**This is an old revision of the document!**

Writing custom OSes

Starting with OpenComputers 1.3 computers need an “Operating System” to function - OpenOS is no longer built-in. As of 1.4(.2?) you even need an EEPROM in your computers, which acts as the BIOS of the machine. While this makes it slightly more annoying to set up computers, it opens up a lot more possibilities for people that want to write their own OSes; which is what this article is all about!

Booting

The only thing built-in now is the “machine” booting the BIOS. This “machine” wrapper is a non-editable Lua script responsible for setting up the sandbox and super-low-level interaction with the “host” side of things (that being Java/Scala). When a computer is powered on, that script is loaded and run. After estabilishing the sandboxed environment it looks for an EEPROM and tries to run the data on it as a Lua script. If that fails the computer crashes. Otherwise that BIOS is run. For the provided one (Lua BIOS, crafted using EEPROM + book) it will perform the actions previously done by the machine itself:

  1. It looks for a file system with address set via computer.setBootAddress (read via computer.getBootAddress).
  2. On that file system it tries to load and execute a Lua script from a file named init.lua.
  3. If it succeeds, that's it. The user script is now in control. If it fails, it iterates over all present file systems, performing step 2 again until it succeeds.
  4. If no working init.lua script is found, the computer crashes with a no bootable medium found error.

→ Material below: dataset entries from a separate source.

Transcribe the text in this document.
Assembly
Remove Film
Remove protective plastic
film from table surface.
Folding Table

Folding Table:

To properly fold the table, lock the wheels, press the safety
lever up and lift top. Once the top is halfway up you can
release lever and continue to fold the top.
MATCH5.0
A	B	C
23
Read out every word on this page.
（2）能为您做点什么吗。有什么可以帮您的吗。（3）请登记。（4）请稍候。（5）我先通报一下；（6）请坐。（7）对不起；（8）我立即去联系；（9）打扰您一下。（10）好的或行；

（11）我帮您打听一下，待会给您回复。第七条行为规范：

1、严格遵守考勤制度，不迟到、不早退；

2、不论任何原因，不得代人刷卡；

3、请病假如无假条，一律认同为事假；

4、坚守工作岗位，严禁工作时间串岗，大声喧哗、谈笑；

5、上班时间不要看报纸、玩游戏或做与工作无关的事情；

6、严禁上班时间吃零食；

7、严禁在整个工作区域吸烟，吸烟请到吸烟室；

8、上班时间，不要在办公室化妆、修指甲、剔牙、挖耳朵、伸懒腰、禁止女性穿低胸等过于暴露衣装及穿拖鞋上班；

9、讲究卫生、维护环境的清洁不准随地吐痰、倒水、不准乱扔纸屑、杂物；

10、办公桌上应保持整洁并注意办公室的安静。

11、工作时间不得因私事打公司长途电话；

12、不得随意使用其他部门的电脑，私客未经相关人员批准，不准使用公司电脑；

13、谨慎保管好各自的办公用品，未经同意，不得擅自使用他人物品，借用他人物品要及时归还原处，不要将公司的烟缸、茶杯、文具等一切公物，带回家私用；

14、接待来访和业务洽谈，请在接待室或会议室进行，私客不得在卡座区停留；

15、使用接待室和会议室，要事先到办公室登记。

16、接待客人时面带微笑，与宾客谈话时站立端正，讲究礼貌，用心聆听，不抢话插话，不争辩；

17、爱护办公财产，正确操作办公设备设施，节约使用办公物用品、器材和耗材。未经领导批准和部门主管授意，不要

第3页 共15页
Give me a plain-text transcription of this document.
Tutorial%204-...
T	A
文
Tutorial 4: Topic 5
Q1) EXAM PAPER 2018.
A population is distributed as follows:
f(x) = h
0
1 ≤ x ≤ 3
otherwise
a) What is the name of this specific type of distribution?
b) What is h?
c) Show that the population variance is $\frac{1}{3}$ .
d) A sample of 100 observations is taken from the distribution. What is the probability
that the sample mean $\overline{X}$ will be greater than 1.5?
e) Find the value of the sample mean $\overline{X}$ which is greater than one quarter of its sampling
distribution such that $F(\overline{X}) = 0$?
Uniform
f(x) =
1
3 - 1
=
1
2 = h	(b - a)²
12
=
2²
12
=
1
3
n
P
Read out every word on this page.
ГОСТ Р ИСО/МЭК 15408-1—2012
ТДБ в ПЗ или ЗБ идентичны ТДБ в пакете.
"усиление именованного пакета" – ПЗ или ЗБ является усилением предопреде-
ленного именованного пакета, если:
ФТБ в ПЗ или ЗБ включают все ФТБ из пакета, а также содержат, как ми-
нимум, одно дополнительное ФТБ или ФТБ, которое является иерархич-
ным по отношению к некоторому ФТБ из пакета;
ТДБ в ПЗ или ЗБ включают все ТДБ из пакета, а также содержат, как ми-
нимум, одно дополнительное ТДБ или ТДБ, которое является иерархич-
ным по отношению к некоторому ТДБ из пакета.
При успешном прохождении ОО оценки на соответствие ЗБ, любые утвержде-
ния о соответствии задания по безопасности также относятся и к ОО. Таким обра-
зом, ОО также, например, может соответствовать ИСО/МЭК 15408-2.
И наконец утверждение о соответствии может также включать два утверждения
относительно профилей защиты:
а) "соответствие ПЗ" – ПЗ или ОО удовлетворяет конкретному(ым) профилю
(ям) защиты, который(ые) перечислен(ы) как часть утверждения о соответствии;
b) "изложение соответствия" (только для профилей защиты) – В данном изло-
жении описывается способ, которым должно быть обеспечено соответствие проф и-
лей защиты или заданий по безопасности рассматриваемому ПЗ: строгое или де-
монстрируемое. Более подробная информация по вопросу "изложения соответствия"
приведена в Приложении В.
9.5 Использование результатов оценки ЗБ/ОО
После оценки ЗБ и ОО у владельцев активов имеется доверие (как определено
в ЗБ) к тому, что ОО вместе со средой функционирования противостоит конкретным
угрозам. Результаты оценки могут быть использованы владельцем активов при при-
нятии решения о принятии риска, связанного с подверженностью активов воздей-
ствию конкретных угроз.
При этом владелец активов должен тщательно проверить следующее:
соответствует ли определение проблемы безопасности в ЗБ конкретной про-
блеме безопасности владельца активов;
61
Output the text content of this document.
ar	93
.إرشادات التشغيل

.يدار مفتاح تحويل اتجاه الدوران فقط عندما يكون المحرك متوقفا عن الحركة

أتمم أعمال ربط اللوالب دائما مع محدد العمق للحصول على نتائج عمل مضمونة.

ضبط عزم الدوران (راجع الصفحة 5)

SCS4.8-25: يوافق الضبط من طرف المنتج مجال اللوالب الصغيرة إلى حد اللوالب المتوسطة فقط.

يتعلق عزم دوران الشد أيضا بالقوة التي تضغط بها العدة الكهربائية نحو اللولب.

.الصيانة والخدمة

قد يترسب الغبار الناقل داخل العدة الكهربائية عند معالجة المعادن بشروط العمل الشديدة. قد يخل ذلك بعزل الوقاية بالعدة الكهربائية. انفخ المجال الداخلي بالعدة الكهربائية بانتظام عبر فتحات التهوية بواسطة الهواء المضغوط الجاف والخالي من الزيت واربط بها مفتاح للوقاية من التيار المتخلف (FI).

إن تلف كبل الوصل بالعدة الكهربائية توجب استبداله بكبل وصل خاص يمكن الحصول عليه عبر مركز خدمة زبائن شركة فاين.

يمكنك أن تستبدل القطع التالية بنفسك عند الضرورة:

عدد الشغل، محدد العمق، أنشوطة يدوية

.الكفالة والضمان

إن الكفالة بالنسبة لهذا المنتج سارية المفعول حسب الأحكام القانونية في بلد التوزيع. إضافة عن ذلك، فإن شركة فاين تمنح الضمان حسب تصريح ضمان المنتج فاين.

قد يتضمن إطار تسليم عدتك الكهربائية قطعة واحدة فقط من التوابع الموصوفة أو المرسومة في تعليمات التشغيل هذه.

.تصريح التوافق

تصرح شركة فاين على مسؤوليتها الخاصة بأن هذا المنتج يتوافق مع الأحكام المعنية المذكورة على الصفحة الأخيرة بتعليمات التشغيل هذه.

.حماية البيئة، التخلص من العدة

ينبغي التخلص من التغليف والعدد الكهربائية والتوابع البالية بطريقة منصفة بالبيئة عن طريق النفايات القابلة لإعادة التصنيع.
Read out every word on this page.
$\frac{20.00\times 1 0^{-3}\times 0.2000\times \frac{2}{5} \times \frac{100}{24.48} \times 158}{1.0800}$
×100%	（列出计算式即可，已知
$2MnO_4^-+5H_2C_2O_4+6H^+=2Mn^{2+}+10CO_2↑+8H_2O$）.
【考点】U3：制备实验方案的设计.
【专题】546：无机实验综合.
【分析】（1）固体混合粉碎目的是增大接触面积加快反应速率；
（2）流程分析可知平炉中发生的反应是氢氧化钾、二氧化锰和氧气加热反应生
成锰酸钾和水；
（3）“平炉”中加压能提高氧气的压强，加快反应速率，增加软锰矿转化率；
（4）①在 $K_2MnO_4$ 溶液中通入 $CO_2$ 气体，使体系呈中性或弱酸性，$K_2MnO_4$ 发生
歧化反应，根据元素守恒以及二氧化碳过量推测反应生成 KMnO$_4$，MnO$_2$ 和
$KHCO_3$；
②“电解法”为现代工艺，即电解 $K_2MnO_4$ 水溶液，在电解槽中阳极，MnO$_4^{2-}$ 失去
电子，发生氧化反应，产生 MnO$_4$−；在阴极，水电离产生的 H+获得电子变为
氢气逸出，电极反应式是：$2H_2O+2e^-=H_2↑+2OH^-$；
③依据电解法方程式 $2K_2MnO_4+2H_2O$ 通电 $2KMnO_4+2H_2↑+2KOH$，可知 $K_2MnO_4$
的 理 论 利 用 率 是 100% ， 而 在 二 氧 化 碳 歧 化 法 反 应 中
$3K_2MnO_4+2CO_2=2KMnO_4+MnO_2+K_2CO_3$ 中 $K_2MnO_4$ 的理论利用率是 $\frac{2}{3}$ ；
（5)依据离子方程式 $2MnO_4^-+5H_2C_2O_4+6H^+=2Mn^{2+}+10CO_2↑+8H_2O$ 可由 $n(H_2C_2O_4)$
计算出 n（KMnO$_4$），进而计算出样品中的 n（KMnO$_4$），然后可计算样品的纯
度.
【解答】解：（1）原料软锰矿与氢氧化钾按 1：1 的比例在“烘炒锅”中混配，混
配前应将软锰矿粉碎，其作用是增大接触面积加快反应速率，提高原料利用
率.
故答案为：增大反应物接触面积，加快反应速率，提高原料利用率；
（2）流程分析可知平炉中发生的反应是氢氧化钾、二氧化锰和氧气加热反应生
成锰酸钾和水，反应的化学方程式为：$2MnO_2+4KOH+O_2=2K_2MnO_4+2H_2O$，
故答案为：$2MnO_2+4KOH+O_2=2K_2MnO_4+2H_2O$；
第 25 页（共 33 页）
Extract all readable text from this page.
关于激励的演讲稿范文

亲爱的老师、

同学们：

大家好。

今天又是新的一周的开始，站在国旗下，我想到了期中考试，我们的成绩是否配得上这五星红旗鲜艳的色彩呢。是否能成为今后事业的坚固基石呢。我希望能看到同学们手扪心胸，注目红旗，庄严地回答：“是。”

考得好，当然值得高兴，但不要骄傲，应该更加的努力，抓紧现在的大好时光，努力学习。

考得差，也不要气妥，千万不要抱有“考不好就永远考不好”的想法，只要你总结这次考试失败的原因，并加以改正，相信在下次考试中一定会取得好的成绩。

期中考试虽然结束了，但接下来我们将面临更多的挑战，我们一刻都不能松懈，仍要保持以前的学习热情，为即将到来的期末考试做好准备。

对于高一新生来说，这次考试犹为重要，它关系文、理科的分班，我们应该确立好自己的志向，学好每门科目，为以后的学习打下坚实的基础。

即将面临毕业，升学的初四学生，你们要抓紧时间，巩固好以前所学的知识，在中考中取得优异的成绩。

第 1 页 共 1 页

But since you can program the EEPROM however you like you could also boot from a network device, for example.

What's Available?

There are a few libraries documented on the wiki that are in fact part of OpenOS, so when you're implementing your own operation system, those won't be at your disposal. Most notably that includes the io, package and filesystem libraries. For a definite reference for what's available in an init script, check the kernel. The following list isn't guaranteed to be complete and/or up-to-date!

snippet.lua
_G
_VERSION
 
assert
error
getmetatable
ipairs
load
next
pairs
pcall
rawequal
rawget
rawlen
rawset
select
setmetatable
tonumber
tostring
type
xpcall
 
bit32.arshift
bit32.band
bit32.bnot
bit32.bor
bit32.btest
bit32.bxor
bit32.extract
bit32.lrotate
bit32.lshift
bit32.replace
bit32.rrotate
bit32.rshift
 
coroutine.create
coroutine.resume
coroutine.running
coroutine.status
coroutine.wrap
coroutine.yield
 
debug.getinfo
debug.traceback
 
math.abs
math.acos
math.asin
math.atan
math.atan2
math.ceil
math.cos
math.cosh
math.deg
math.exp
math.floor
math.fmod
math.frexp
math.huge
math.ldexp
math.log
math.max
math.min
math.modf
math.pi
math.pow
math.rad
math.random
math.randomseed
math.sin
math.sinh
math.sqrt
math.tan
math.tanh
 
os.clock
os.date
os.difftime
os.time
 
string.byte
string.char
string.dump
string.find
string.format
string.gmatch
string.gsub
string.len
string.lower
string.match
string.rep
string.reverse
string.sub
string.upper
 
table.concat
table.insert
table.pack
table.remove
table.sort
table.unpack
 
checkArg
 
component.doc
component.fields
component.invoke
component.list
component.methods
component.proxy
component.slot
component.type
 
computer.address
computer.addUser
computer.beep
computer.energy
computer.freeMemory
computer.getArchitectures
computer.getArchitecture
computer.getBootAddress
computer.maxEnergy
computer.pullSignal
computer.pushSignal
computer.removeUser
computer.setArchitecture
computer.setBootAddress
computer.shutdown
computer.tmpAddress
computer.totalMemory
computer.uptime
computer.users
 
unicode.char
unicode.charWidth
unicode.isWide
unicode.len
unicode.lower
unicode.reverse
unicode.sub
unicode.upper
unicode.wlen
unicode.wtrunc

Accessing components in BIOS

Unlike in OpenOS you don't have the primary system for components in BIOS. That means you cannot just write component.redstone.setOutput, you have to manually create your proxy for the component first. For several reasons the proxy system is provided via the machine itself, so you can still use that. To get a proxy, use the component.proxy method. It expects the address of the component to wrap. You can either write that down manually, or get the list of components using component.list and go from there.

For example, to get the first best redstone component, you can do the following:

snippet.lua
local r = component.proxy(component.list("redstone")())

This works because component.list returns a Lua iterator: a function that can be called repeatedly to get the next element in whatever it iterates over, returning nil once there are no more elements.

A few more things

When an init script returns, the computer powers down, so you'll want to have a “main loop” in there, regardless of how you structure your OS otherwise. Signals must be processed using computer.pullSignal, you're free to use any model to provide this to programs running in your OS you please - this is what OpenOS' event.pull does, for example.

You'll also want to take care of setting up attached components during your OS' boot routine, such as binding GPUs to screens.

Aside from that, go crazy, be creative!